What is there to be thankful for?
Thanksgiving is a great holiday for Humanists. We are very aware of how much work it takes to get anything of value accomplished. People who get things done and make it possible for me to have a nice dinner with my family are worthy of all the accolades I can give them.
This includes farmers, truck drivers who transport food, the clever folks who once upon a time figured out how to selectively breed wild cabbage into cauliflower and broccoli, and the store clerks who make sure I can purchase said vegetables for dinner without having to devote my life to farming because there are farmers doing that service for us. I thank you all and everyone else who is involved in bringing food to the table.
I am also grateful to my parents who had the sex necessary to have me, and to my husband's parents who had the sex necessary to have him. Without them, we would not be here and my life would not be as joyous as it is. And without sex, I would not have my son, so hooray for sex.
I am also grateful for the doctors and nurses who have cared for me throughout my life and to the scientists who researched diseases so that I could be vaccinated against them. I am especially grateful to the scientists who challenged conventional wisdom to figure out that epilepsy is not caused by demonic possession and that it can be controlled with medicine and science. This is important to me because my son has epilepsy.
I am grateful for the teachers who dedicated themselves to teaching me how to read and write and to the teachers who are helping my son learn these same skills. Even though it isn't always easy, you stay at it. For that I am grateful.

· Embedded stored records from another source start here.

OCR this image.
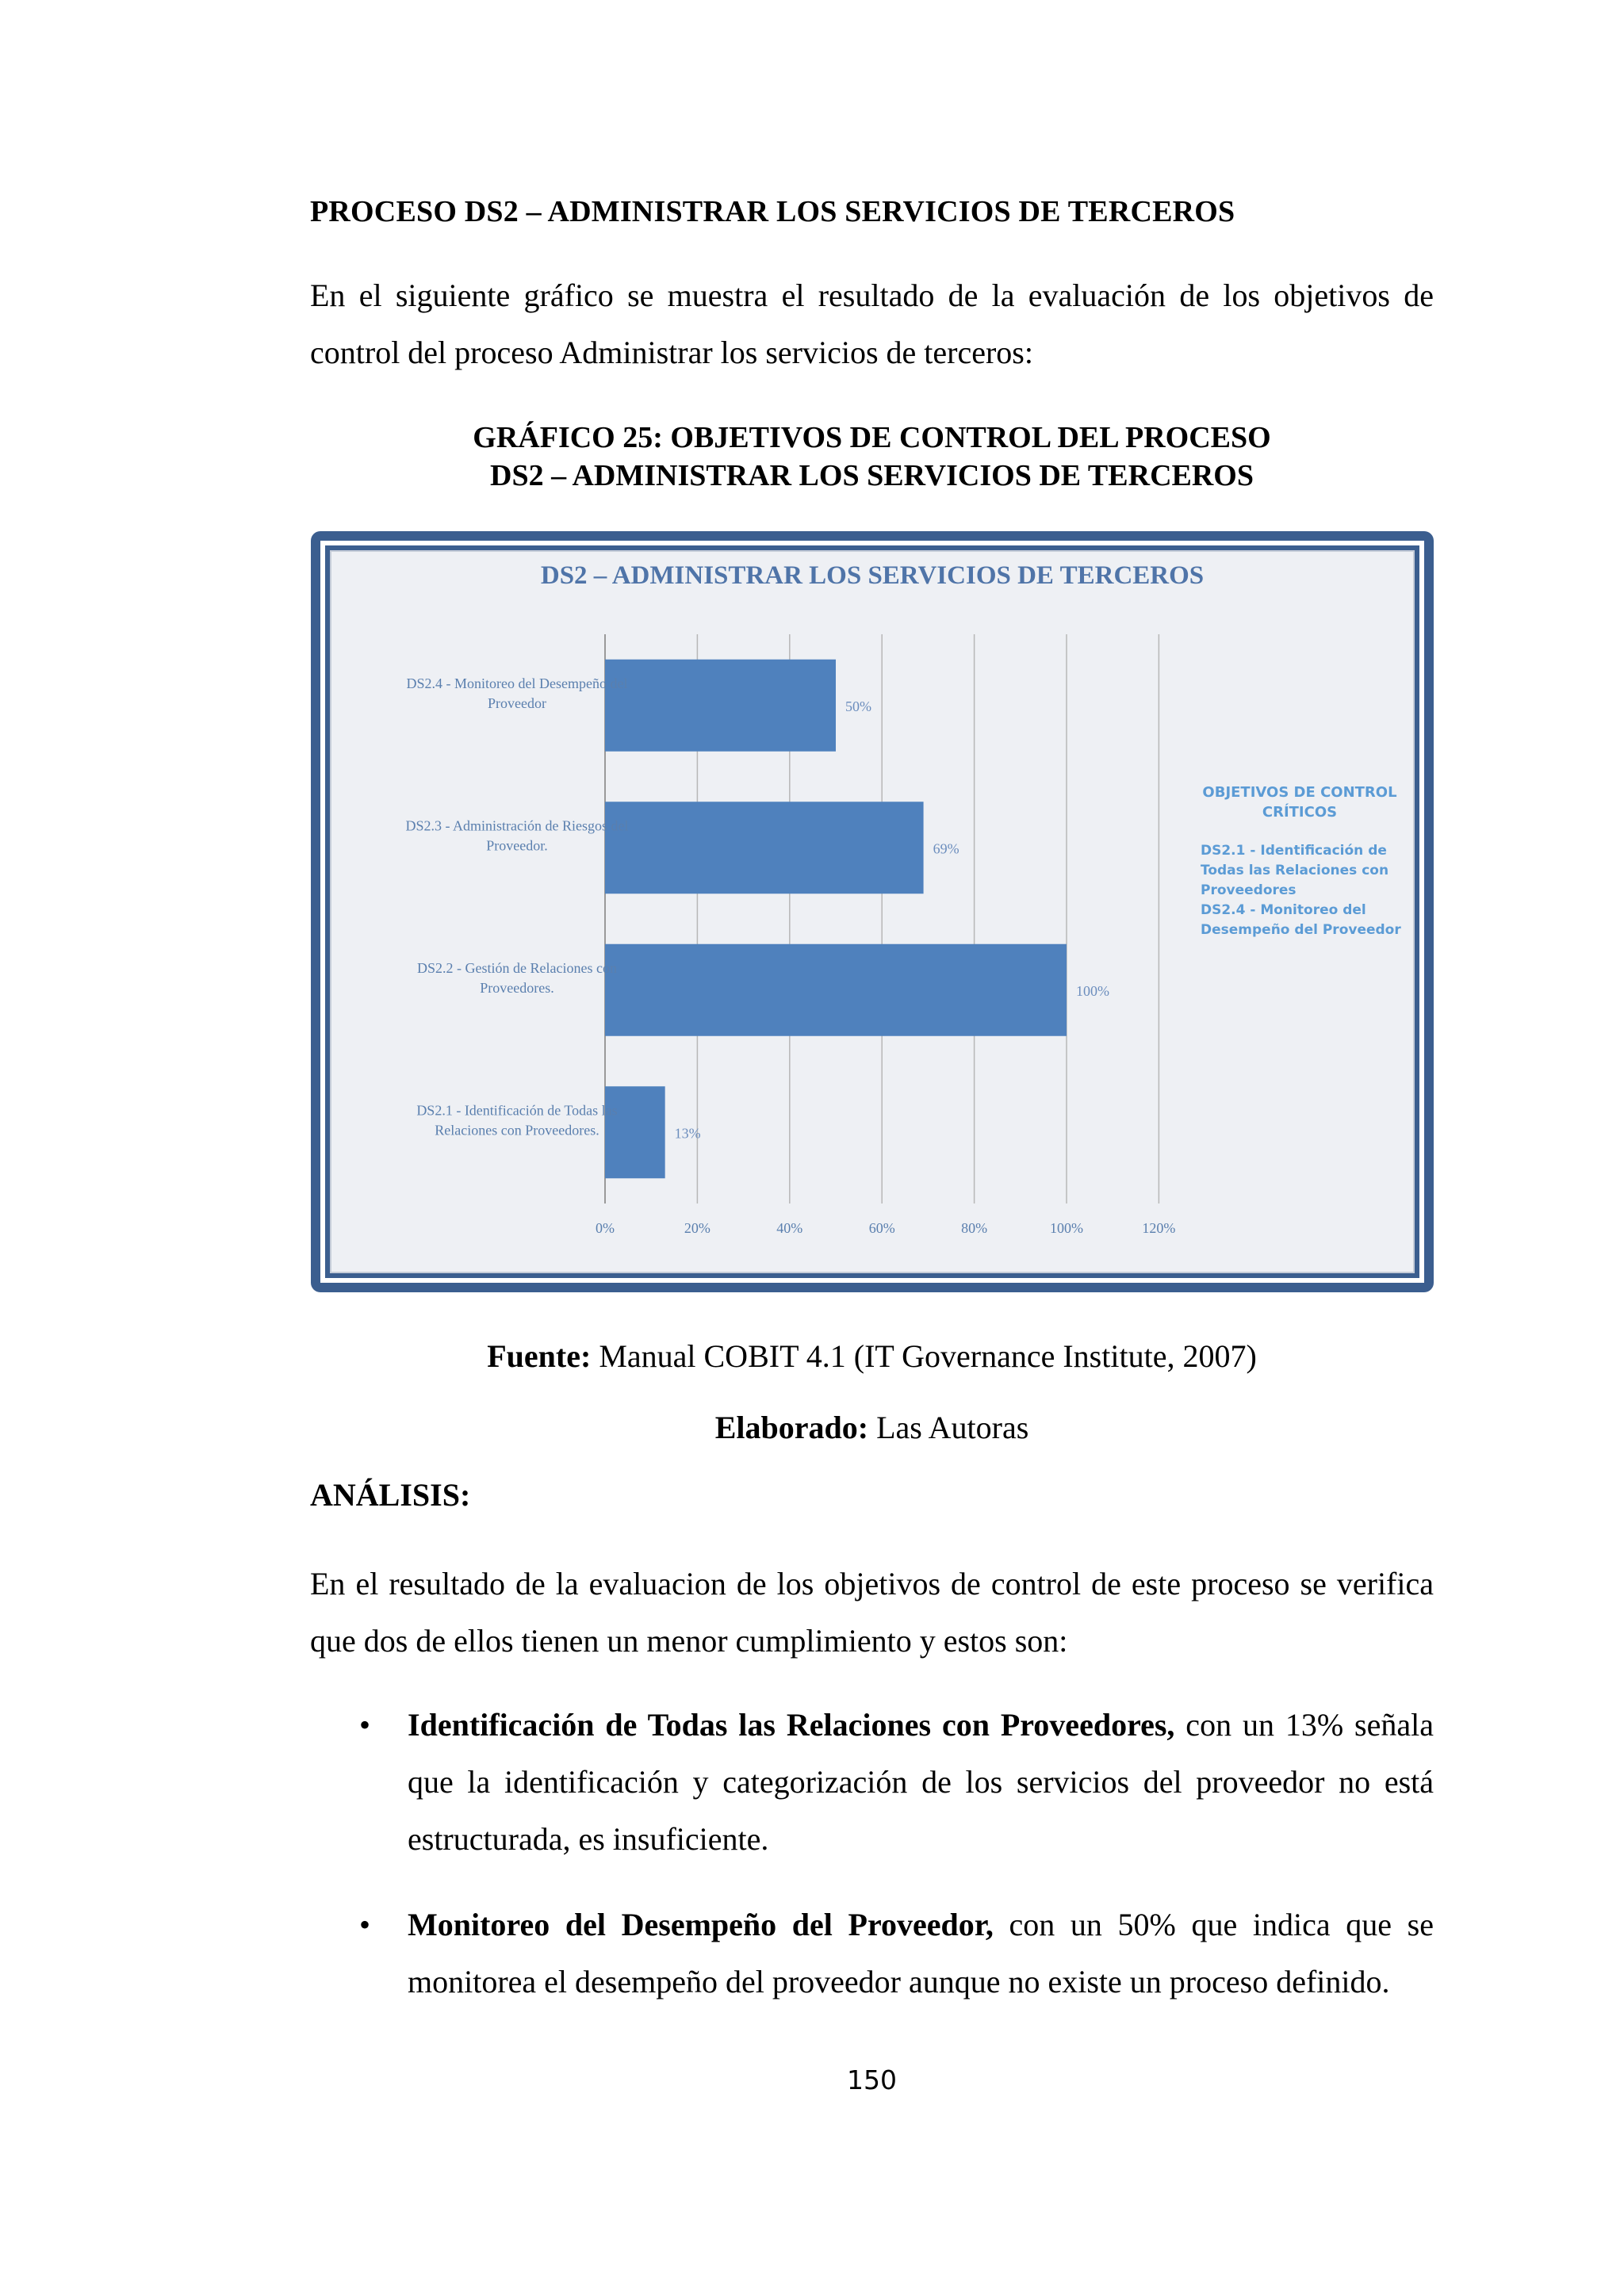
PROCESO DS2 – ADMINISTRAR LOS SERVICIOS DE TERCEROS
En el siguiente gráfico se muestra el resultado de la evaluación de los objetivos de control del proceso Administrar los servicios de terceros:
GRÁFICO 25: OBJETIVOS DE CONTROL DEL PROCESO
DS2 – ADMINISTRAR LOS SERVICIOS DE TERCEROS
DS2 – ADMINISTRAR LOS SERVICIOS DE TERCEROS
0%	20%	40%	60%	80%	100%	120%
50%
DS2.4 - Monitoreo del Desempeño del
Proveedor
69%
DS2.3 - Administración de Riesgos del
Proveedor.
100%
DS2.2 - Gestión de Relaciones con
Proveedores.
13%
DS2.1 - Identificación de Todas las
Relaciones con Proveedores.
OBJETIVOS DE CONTROL
CRÍTICOS
DS2.1 - Identificación de
Todas las Relaciones con
Proveedores
DS2.4 - Monitoreo del
Desempeño del Proveedor
Fuente: Manual COBIT 4.1 (IT Governance Institute, 2007)
Elaborado: Las Autoras
ANÁLISIS:
En el resultado de la evaluacion de los objetivos de control de este proceso se verifica que dos de ellos tienen un menor cumplimiento y estos son:
• Identificación de Todas las Relaciones con Proveedores, con un 13% señala que la identificación y categorización de los servicios del proveedor no está estructurada, es insuficiente.
• Monitoreo del Desempeño del Proveedor, con un 50% que indica que se monitorea el desempeño del proveedor aunque no existe un proceso definido.
150
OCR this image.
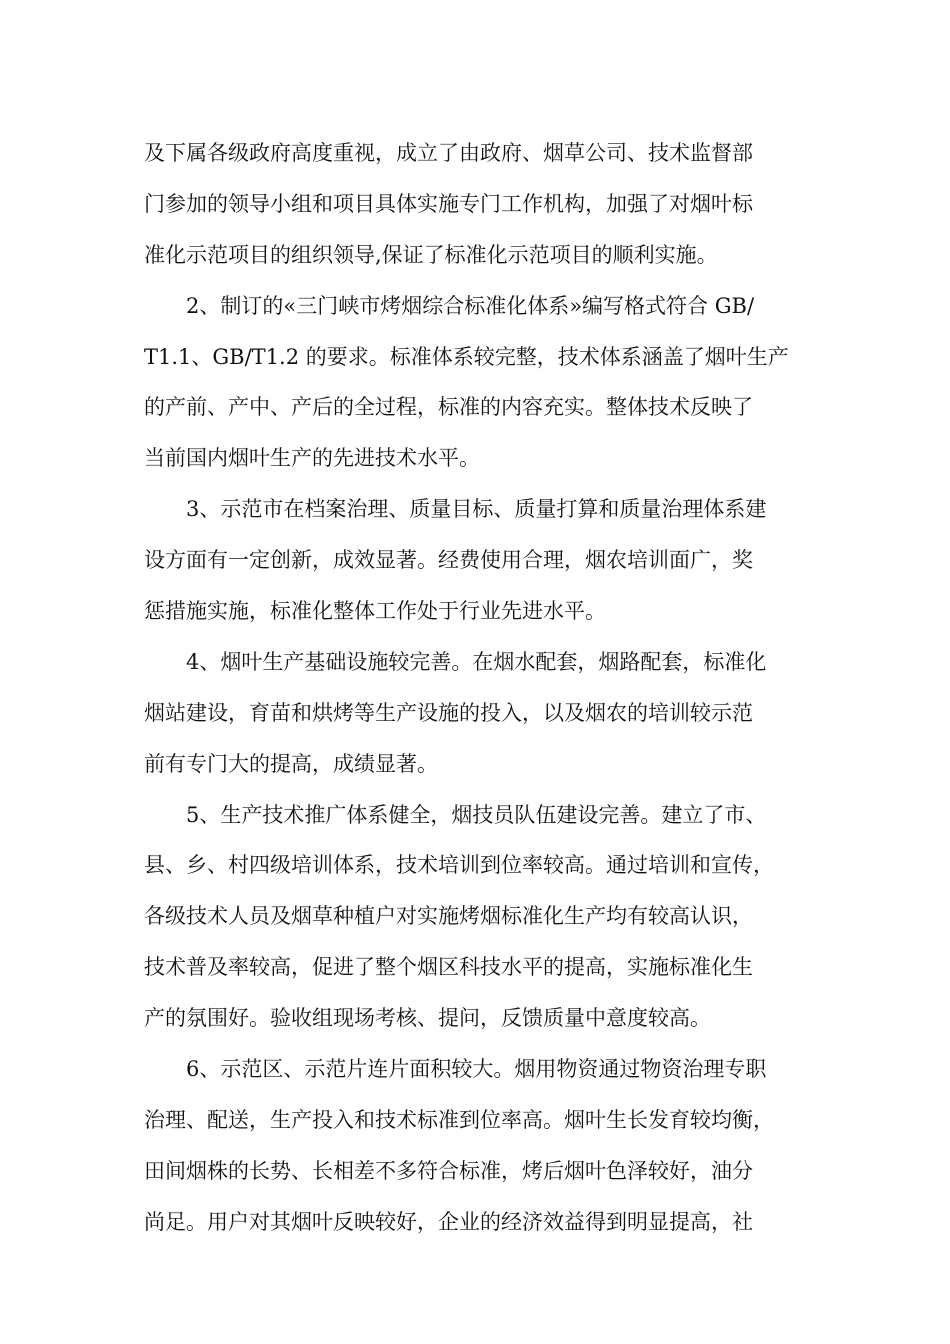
及下属各级政府高度重视，成立了由政府、烟草公司、技术监督部
门参加的领导小组和项目具体实施专门工作机构，加强了对烟叶标
准化示范项目的组织领导,保证了标准化示范项目的顺利实施。
2、制订的«三门峡市烤烟综合标准化体系»编写格式符合 GB/
T1.1、GB/T1.2 的要求。标准体系较完整，技术体系涵盖了烟叶生产
的产前、产中、产后的全过程，标准的内容充实。整体技术反映了
当前国内烟叶生产的先进技术水平。
3、示范市在档案治理、质量目标、质量打算和质量治理体系建
设方面有一定创新，成效显著。经费使用合理，烟农培训面广，奖
惩措施实施，标准化整体工作处于行业先进水平。
4、烟叶生产基础设施较完善。在烟水配套，烟路配套，标准化
烟站建设，育苗和烘烤等生产设施的投入，以及烟农的培训较示范
前有专门大的提高，成绩显著。
5、生产技术推广体系健全，烟技员队伍建设完善。建立了市、
县、乡、村四级培训体系，技术培训到位率较高。通过培训和宣传，
各级技术人员及烟草种植户对实施烤烟标准化生产均有较高认识，
技术普及率较高，促进了整个烟区科技水平的提高，实施标准化生
产的氛围好。验收组现场考核、提问，反馈质量中意度较高。
6、示范区、示范片连片面积较大。烟用物资通过物资治理专职
治理、配送，生产投入和技术标准到位率高。烟叶生长发育较均衡，
田间烟株的长势、长相差不多符合标准，烤后烟叶色泽较好，油分
尚足。用户对其烟叶反映较好，企业的经济效益得到明显提高，社
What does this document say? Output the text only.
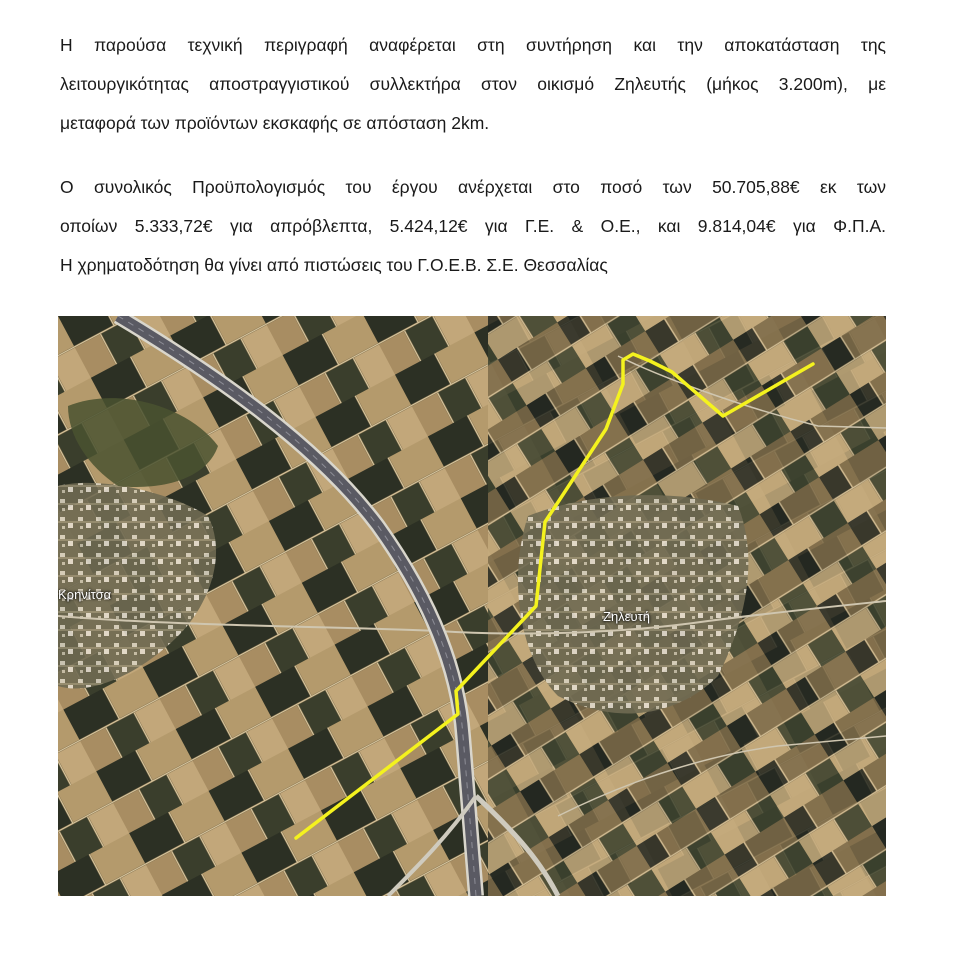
Η παρούσα τεχνική περιγραφή αναφέρεται στη συντήρηση και την αποκατάσταση της
λειτουργικότητας αποστραγγιστικού συλλεκτήρα στον οικισμό Ζηλευτής (μήκος 3.200m), με
μεταφορά των προϊόντων εκσκαφής σε απόσταση 2km.

Ο συνολικός Προϋπολογισμός του έργου ανέρχεται στο ποσό των 50.705,88€ εκ των
οποίων 5.333,72€ για απρόβλεπτα, 5.424,12€ για Γ.Ε. & Ο.Ε., και 9.814,04€ για Φ.Π.Α.
Η χρηματοδότηση θα γίνει από πιστώσεις του Γ.Ο.Ε.Β. Σ.Ε. Θεσσαλίας

Κρηνίτσα
Ζηλευτή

I am grateful to my fellow citizens for caring enough about education that they are willing to provide a free quality education to all of the kids in our community so that our children's talents aren't wasted. I am also grateful that we have public libraries so that my son's voracious reading and learning habits can be fed. And to all of the librarians who have helped my son find the perfect book on the odd historical subject he is interested in, I thank you too.
Everyone in our society, whether I know you personally or not, contributes to our societal wellbeing in some way and keeps it functioning so that me and my family are able to live and thrive. To all of you, thank you. Keep on living and doing and contributing to society. You give us all something to be thankful for.